Canadian officials also obtained security code for Meng’s home, court hears
The RCMP officer who took custody of Huawei executive Meng Wanzhou’s electronics on the day of her arrest two years ago says foreign law enforcement never asked him to obtain the passcodes or search the devices.
Const. Gurvinder Dhaliwal said Monday American officials asked that Meng’s devices be seized and stored in special bags to prevent them from being erased remotely, which he considered to be a reasonable request.
He said he wasn’t concerned when the Canada Border Services Agency officer handed him a piece of paper with the passcodes written on it after the immigration exam adjourned and she was being arrested by RCMP.

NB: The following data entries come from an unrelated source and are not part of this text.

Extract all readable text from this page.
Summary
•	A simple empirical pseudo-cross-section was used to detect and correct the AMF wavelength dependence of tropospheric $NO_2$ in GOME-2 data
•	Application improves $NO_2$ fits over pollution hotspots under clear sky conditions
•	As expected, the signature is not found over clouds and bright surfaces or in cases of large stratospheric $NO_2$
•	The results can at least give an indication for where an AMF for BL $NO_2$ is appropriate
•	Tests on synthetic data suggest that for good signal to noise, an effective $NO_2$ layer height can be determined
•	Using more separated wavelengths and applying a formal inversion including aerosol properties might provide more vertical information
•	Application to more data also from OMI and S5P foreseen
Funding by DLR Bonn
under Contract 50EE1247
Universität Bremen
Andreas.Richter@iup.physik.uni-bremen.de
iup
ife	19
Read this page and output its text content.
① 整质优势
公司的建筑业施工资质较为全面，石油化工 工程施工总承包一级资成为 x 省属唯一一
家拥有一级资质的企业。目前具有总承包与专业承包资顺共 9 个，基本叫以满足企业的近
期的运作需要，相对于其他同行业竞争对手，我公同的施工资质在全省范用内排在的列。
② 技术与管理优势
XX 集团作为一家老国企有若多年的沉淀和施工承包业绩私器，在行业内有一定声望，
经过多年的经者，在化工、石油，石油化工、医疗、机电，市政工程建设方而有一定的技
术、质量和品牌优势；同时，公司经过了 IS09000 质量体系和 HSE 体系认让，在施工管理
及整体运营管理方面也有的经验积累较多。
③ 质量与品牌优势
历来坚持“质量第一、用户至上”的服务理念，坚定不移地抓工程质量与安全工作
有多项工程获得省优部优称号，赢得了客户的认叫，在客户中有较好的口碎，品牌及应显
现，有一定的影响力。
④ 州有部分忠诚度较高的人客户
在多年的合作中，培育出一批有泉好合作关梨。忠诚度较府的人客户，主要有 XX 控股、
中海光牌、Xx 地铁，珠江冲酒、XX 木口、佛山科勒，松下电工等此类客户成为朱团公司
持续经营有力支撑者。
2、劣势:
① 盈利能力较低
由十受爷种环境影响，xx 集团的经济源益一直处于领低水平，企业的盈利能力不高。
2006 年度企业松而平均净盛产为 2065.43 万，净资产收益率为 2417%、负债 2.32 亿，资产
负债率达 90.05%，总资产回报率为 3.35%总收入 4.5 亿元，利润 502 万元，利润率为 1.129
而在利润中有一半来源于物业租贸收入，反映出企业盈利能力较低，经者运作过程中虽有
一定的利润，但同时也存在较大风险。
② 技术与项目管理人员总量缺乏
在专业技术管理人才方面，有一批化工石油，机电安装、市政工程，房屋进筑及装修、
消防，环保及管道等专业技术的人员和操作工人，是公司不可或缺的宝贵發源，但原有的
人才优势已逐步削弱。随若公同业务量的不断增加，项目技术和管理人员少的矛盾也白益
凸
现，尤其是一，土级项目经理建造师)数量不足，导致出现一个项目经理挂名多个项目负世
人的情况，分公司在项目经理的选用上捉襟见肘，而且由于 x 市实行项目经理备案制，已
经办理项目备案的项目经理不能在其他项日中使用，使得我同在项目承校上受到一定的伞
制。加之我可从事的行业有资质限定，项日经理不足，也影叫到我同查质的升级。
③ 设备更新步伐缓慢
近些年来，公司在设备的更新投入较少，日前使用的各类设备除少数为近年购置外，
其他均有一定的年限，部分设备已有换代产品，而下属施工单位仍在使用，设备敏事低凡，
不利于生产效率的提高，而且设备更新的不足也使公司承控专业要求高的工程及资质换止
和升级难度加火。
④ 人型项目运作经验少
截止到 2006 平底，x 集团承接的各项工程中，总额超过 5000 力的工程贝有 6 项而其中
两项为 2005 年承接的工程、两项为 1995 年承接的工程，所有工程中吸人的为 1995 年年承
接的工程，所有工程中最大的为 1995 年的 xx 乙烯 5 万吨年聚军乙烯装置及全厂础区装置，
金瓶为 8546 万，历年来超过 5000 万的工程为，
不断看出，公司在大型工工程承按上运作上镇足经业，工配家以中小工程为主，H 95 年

“I didn’t even think about it, I just put them with the phones and I thought, this is her phones and these passcodes belong to her phones and eventually these phones and these belongings would go back to her once the process is complete,” Dhaliwal told the B.C. Supreme Court under examination by Crown counsel John Gibb-Carsley.
Meng was arrested at Vancouver’s airport in December 2018, nearly three hours after CBSA officials began questioning her as part of a border exam.
Dhaliwal told the evidencegathering hearing that he never asked officers from border services to obtain the passcodes or to ask any particular questions during Meng’s immigration exam.
Meng is wanted in the United States on fraud charges based on allegations related to American sanctions against Iran that both she and Chinese tech giant Huawei deny.
Her lawyers are collecting information they hope will support their allegation that Canadian officers improperly gathered evidence at the request of U.S. investigators under the guise of a routine border exam.